While teaching the sum of a (finite) geometric series in precalculus they
other day, I also taught the students how to find the future value of an
account in which P dollars is paid every month paying i interest per month.
It's the same problem and if we just let a=1 (a is the first term) and
P=1, we get these two equivalent formulas:

1 + r + r^2 + ..... + r^(n-1) = (r^n - 1)/(r - 1)

and

1 +(1+i) + (1+i)^2 + ... + (1+i)^n-1) = ((1+i)^n - 1)/i

(The latter formula assumes payments are made at the end of the month.)

In both cases you can look at the expression on the right hand side as an
average rate of change of the function f(x)=x^n either from 1 to r or from
1 to 1+i. Taking limits as r->1 or as i->0 we can use these to find the
derivative of x^n and discover that it is nx^(n-1) without having to use
the binomial thoerem. I'm not saying the binomial theorem is not
important, but it seems that more students have seen the sum of a geometric
series formulas than the binomial theorem. If they have seen neither, the
proof of the gemetric series sum is quicker.

The MVT says that

1 + r + r^2 + ..... + r^(n-1) = nc^(n-1) for some 1<=c<=r or

1 +(1+i) + (1+i)^2 + ... + (1+i)^n-1) = n(1+iav)^(n-1) or some
1<=iav<=i. (I am trying to suggest iav = "average i".
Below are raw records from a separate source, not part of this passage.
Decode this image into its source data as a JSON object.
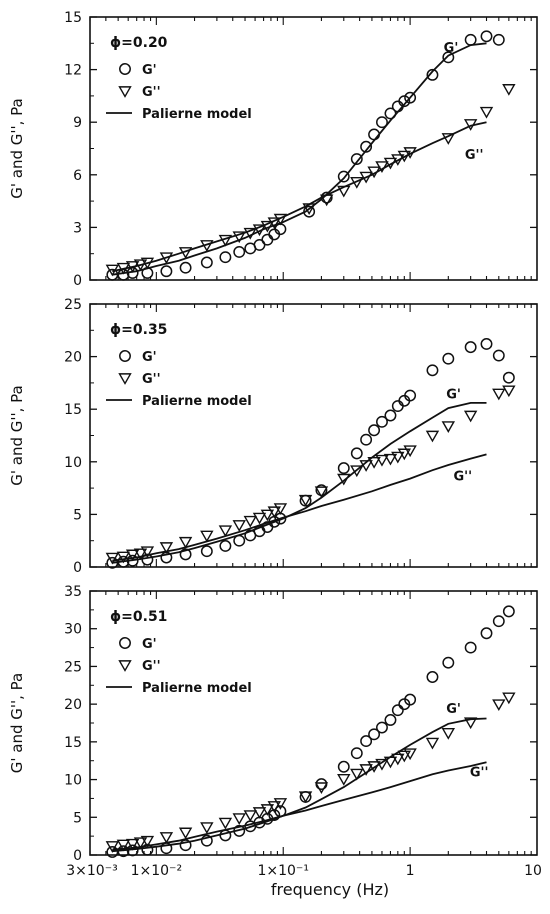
{
  "figure": {
    "xlabel": "frequency (Hz)",
    "x_tick_labels": [
      {
        "value": 0.003,
        "label": "3×10⁻³"
      },
      {
        "value": 0.01,
        "label": "1×10⁻²"
      },
      {
        "value": 0.1,
        "label": "1×10⁻¹"
      },
      {
        "value": 1,
        "label": "1"
      },
      {
        "value": 10,
        "label": "10"
      }
    ]
  },
  "chart_data": [
    {
      "type": "scatter",
      "phi_label": "ϕ=0.20",
      "ylabel": "G' and G'', Pa",
      "xscale": "log",
      "xlim": [
        0.003,
        10
      ],
      "ylim": [
        0,
        15
      ],
      "yticks": [
        0,
        3,
        6,
        9,
        12,
        15
      ],
      "legend": {
        "placement": "top-left",
        "entries": [
          "G'",
          "G''",
          "Palierne model"
        ]
      },
      "annotations": [
        {
          "text": "G'",
          "x": 2.1,
          "y": 13.0
        },
        {
          "text": "G''",
          "x": 3.2,
          "y": 6.9
        }
      ],
      "series": [
        {
          "name": "G'",
          "marker": "circle",
          "x": [
            0.0045,
            0.0055,
            0.0065,
            0.0085,
            0.012,
            0.017,
            0.025,
            0.035,
            0.045,
            0.055,
            0.065,
            0.075,
            0.085,
            0.095,
            0.16,
            0.22,
            0.3,
            0.38,
            0.45,
            0.52,
            0.6,
            0.7,
            0.8,
            0.9,
            1.0,
            1.5,
            2.0,
            3.0,
            4.0,
            5.0
          ],
          "y": [
            0.3,
            0.3,
            0.4,
            0.4,
            0.5,
            0.7,
            1.0,
            1.3,
            1.6,
            1.8,
            2.0,
            2.3,
            2.6,
            2.9,
            3.9,
            4.7,
            5.9,
            6.9,
            7.6,
            8.3,
            9.0,
            9.5,
            9.9,
            10.2,
            10.4,
            11.7,
            12.7,
            13.7,
            13.9,
            13.7
          ]
        },
        {
          "name": "G''",
          "marker": "triangle-down",
          "x": [
            0.0045,
            0.0055,
            0.0065,
            0.0075,
            0.0085,
            0.012,
            0.017,
            0.025,
            0.035,
            0.045,
            0.055,
            0.065,
            0.075,
            0.085,
            0.095,
            0.16,
            0.22,
            0.3,
            0.38,
            0.45,
            0.52,
            0.6,
            0.7,
            0.8,
            0.9,
            1.0,
            2.0,
            3.0,
            4.0,
            6.0
          ],
          "y": [
            0.6,
            0.7,
            0.8,
            0.9,
            1.0,
            1.3,
            1.6,
            2.0,
            2.3,
            2.5,
            2.7,
            2.9,
            3.1,
            3.3,
            3.5,
            4.1,
            4.6,
            5.1,
            5.6,
            5.9,
            6.2,
            6.5,
            6.7,
            6.9,
            7.1,
            7.3,
            8.1,
            8.9,
            9.6,
            10.9
          ]
        },
        {
          "name": "Palierne model G'",
          "style": "line",
          "x": [
            0.0045,
            0.007,
            0.01,
            0.015,
            0.02,
            0.03,
            0.05,
            0.07,
            0.1,
            0.15,
            0.2,
            0.3,
            0.5,
            0.7,
            1.0,
            1.5,
            2.0,
            3.0,
            4.0
          ],
          "y": [
            0.3,
            0.5,
            0.8,
            1.1,
            1.4,
            1.8,
            2.4,
            2.9,
            3.3,
            3.9,
            4.6,
            5.8,
            7.8,
            9.1,
            10.4,
            11.9,
            12.8,
            13.4,
            13.5
          ]
        },
        {
          "name": "Palierne model G''",
          "style": "line",
          "x": [
            0.0045,
            0.007,
            0.01,
            0.015,
            0.02,
            0.03,
            0.05,
            0.07,
            0.1,
            0.15,
            0.2,
            0.3,
            0.5,
            0.7,
            1.0,
            1.5,
            2.0,
            3.0,
            4.0
          ],
          "y": [
            0.5,
            0.8,
            1.1,
            1.5,
            1.8,
            2.2,
            2.7,
            3.1,
            3.6,
            4.2,
            4.7,
            5.3,
            6.0,
            6.6,
            7.2,
            7.8,
            8.2,
            8.8,
            9.0
          ]
        }
      ]
    },
    {
      "type": "scatter",
      "phi_label": "ϕ=0.35",
      "ylabel": "G' and G'', Pa",
      "xscale": "log",
      "xlim": [
        0.003,
        10
      ],
      "ylim": [
        0,
        25
      ],
      "yticks": [
        0,
        5,
        10,
        15,
        20,
        25
      ],
      "legend": {
        "placement": "top-left",
        "entries": [
          "G'",
          "G''",
          "Palierne model"
        ]
      },
      "annotations": [
        {
          "text": "G'",
          "x": 2.2,
          "y": 16.0
        },
        {
          "text": "G''",
          "x": 2.6,
          "y": 8.2
        }
      ],
      "series": [
        {
          "name": "G'",
          "marker": "circle",
          "x": [
            0.0045,
            0.0055,
            0.0065,
            0.0085,
            0.012,
            0.017,
            0.025,
            0.035,
            0.045,
            0.055,
            0.065,
            0.075,
            0.085,
            0.095,
            0.15,
            0.2,
            0.3,
            0.38,
            0.45,
            0.52,
            0.6,
            0.7,
            0.8,
            0.9,
            1.0,
            1.5,
            2.0,
            3.0,
            4.0,
            5.0,
            6.0
          ],
          "y": [
            0.4,
            0.5,
            0.6,
            0.7,
            0.9,
            1.2,
            1.5,
            2.0,
            2.5,
            3.0,
            3.4,
            3.8,
            4.3,
            4.6,
            6.3,
            7.3,
            9.4,
            10.8,
            12.1,
            13.0,
            13.8,
            14.4,
            15.3,
            15.8,
            16.3,
            18.7,
            19.8,
            20.9,
            21.2,
            20.1,
            18.0
          ]
        },
        {
          "name": "G''",
          "marker": "triangle-down",
          "x": [
            0.0045,
            0.0055,
            0.0065,
            0.0075,
            0.0085,
            0.012,
            0.017,
            0.025,
            0.035,
            0.045,
            0.055,
            0.065,
            0.075,
            0.085,
            0.095,
            0.15,
            0.2,
            0.3,
            0.38,
            0.45,
            0.52,
            0.6,
            0.7,
            0.8,
            0.9,
            1.0,
            1.5,
            2.0,
            3.0,
            5.0,
            6.0
          ],
          "y": [
            0.9,
            1.0,
            1.2,
            1.3,
            1.5,
            1.9,
            2.4,
            3.0,
            3.5,
            4.0,
            4.4,
            4.7,
            5.0,
            5.3,
            5.6,
            6.4,
            7.2,
            8.4,
            9.2,
            9.7,
            10.0,
            10.2,
            10.3,
            10.5,
            10.8,
            11.1,
            12.5,
            13.4,
            14.4,
            16.5,
            16.8
          ]
        },
        {
          "name": "Palierne model G'",
          "style": "line",
          "x": [
            0.0045,
            0.007,
            0.01,
            0.015,
            0.02,
            0.03,
            0.05,
            0.07,
            0.1,
            0.15,
            0.2,
            0.3,
            0.5,
            0.7,
            1.0,
            1.5,
            2.0,
            3.0,
            4.0
          ],
          "y": [
            0.4,
            0.7,
            1.0,
            1.4,
            1.8,
            2.4,
            3.2,
            3.9,
            4.6,
            5.6,
            6.6,
            8.2,
            10.4,
            11.7,
            12.9,
            14.2,
            15.1,
            15.6,
            15.6
          ]
        },
        {
          "name": "Palierne model G''",
          "style": "line",
          "x": [
            0.0045,
            0.007,
            0.01,
            0.015,
            0.02,
            0.03,
            0.05,
            0.07,
            0.1,
            0.15,
            0.2,
            0.3,
            0.5,
            0.7,
            1.0,
            1.5,
            2.0,
            3.0,
            4.0
          ],
          "y": [
            0.6,
            0.9,
            1.3,
            1.7,
            2.1,
            2.7,
            3.5,
            4.1,
            4.7,
            5.3,
            5.8,
            6.4,
            7.2,
            7.8,
            8.4,
            9.2,
            9.7,
            10.3,
            10.7
          ]
        }
      ]
    },
    {
      "type": "scatter",
      "phi_label": "ϕ=0.51",
      "ylabel": "G' and G'', Pa",
      "xscale": "log",
      "xlim": [
        0.003,
        10
      ],
      "ylim": [
        0,
        35
      ],
      "yticks": [
        0,
        5,
        10,
        15,
        20,
        25,
        30,
        35
      ],
      "legend": {
        "placement": "top-left",
        "entries": [
          "G'",
          "G''",
          "Palierne model"
        ]
      },
      "annotations": [
        {
          "text": "G'",
          "x": 2.2,
          "y": 18.8
        },
        {
          "text": "G''",
          "x": 3.5,
          "y": 10.4
        }
      ],
      "series": [
        {
          "name": "G'",
          "marker": "circle",
          "x": [
            0.0045,
            0.0055,
            0.0065,
            0.0085,
            0.012,
            0.017,
            0.025,
            0.035,
            0.045,
            0.055,
            0.065,
            0.075,
            0.085,
            0.095,
            0.15,
            0.2,
            0.3,
            0.38,
            0.45,
            0.52,
            0.6,
            0.7,
            0.8,
            0.9,
            1.0,
            1.5,
            2.0,
            3.0,
            4.0,
            5.0,
            6.0
          ],
          "y": [
            0.4,
            0.5,
            0.6,
            0.7,
            0.9,
            1.3,
            1.9,
            2.6,
            3.2,
            3.8,
            4.3,
            4.8,
            5.3,
            5.8,
            7.7,
            9.4,
            11.7,
            13.5,
            15.1,
            16.0,
            16.9,
            17.9,
            19.2,
            20.0,
            20.6,
            23.6,
            25.5,
            27.5,
            29.4,
            31.0,
            32.3
          ]
        },
        {
          "name": "G''",
          "marker": "triangle-down",
          "x": [
            0.0045,
            0.0055,
            0.0065,
            0.0075,
            0.0085,
            0.012,
            0.017,
            0.025,
            0.035,
            0.045,
            0.055,
            0.065,
            0.075,
            0.085,
            0.095,
            0.15,
            0.2,
            0.3,
            0.38,
            0.45,
            0.52,
            0.6,
            0.7,
            0.8,
            0.9,
            1.0,
            1.5,
            2.0,
            3.0,
            5.0,
            6.0
          ],
          "y": [
            1.2,
            1.4,
            1.5,
            1.7,
            1.9,
            2.4,
            3.0,
            3.7,
            4.3,
            4.9,
            5.3,
            5.7,
            6.1,
            6.5,
            6.9,
            7.8,
            9.0,
            10.1,
            10.8,
            11.4,
            11.8,
            12.1,
            12.4,
            12.8,
            13.2,
            13.5,
            14.9,
            16.2,
            17.6,
            20.0,
            20.9
          ]
        },
        {
          "name": "Palierne model G'",
          "style": "line",
          "x": [
            0.0045,
            0.007,
            0.01,
            0.015,
            0.02,
            0.03,
            0.05,
            0.07,
            0.1,
            0.15,
            0.2,
            0.3,
            0.5,
            0.7,
            1.0,
            1.5,
            2.0,
            3.0,
            4.0
          ],
          "y": [
            0.5,
            0.8,
            1.1,
            1.5,
            1.9,
            2.6,
            3.5,
            4.3,
            5.2,
            6.3,
            7.4,
            9.0,
            11.4,
            13.0,
            14.6,
            16.3,
            17.4,
            18.0,
            18.1
          ]
        },
        {
          "name": "Palierne model G''",
          "style": "line",
          "x": [
            0.0045,
            0.007,
            0.01,
            0.015,
            0.02,
            0.03,
            0.05,
            0.07,
            0.1,
            0.15,
            0.2,
            0.3,
            0.5,
            0.7,
            1.0,
            1.5,
            2.0,
            3.0,
            4.0
          ],
          "y": [
            0.7,
            1.0,
            1.4,
            1.9,
            2.4,
            3.1,
            3.9,
            4.5,
            5.2,
            5.9,
            6.5,
            7.3,
            8.3,
            9.0,
            9.8,
            10.7,
            11.2,
            11.8,
            12.3
          ]
        }
      ]
    }
  ]
}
Now here is (are) my question(s): Does anyone have some insight into this?
I.E. can we make this formula seem plausible in the way the the product
rule is made plausible by looking at a rectangle whose sides are expanding
independently of each other? Has anyone derived the formula of x^n this
way in a calculus class? Have you had any success with it?

Doug

P.S. The above limits as r->1 or i->0 actually just shows that if f(x)=x^n
then f'(1) = n. To show the more general do this:

(x^n - a^n)/(x - a) = (a^n)(r^n - 1)/(a(r -1)) = a^(n-1)(r^n - 1)/(r - 1)
where r=x/a.

Doug Kuhlmann
Math Department Chair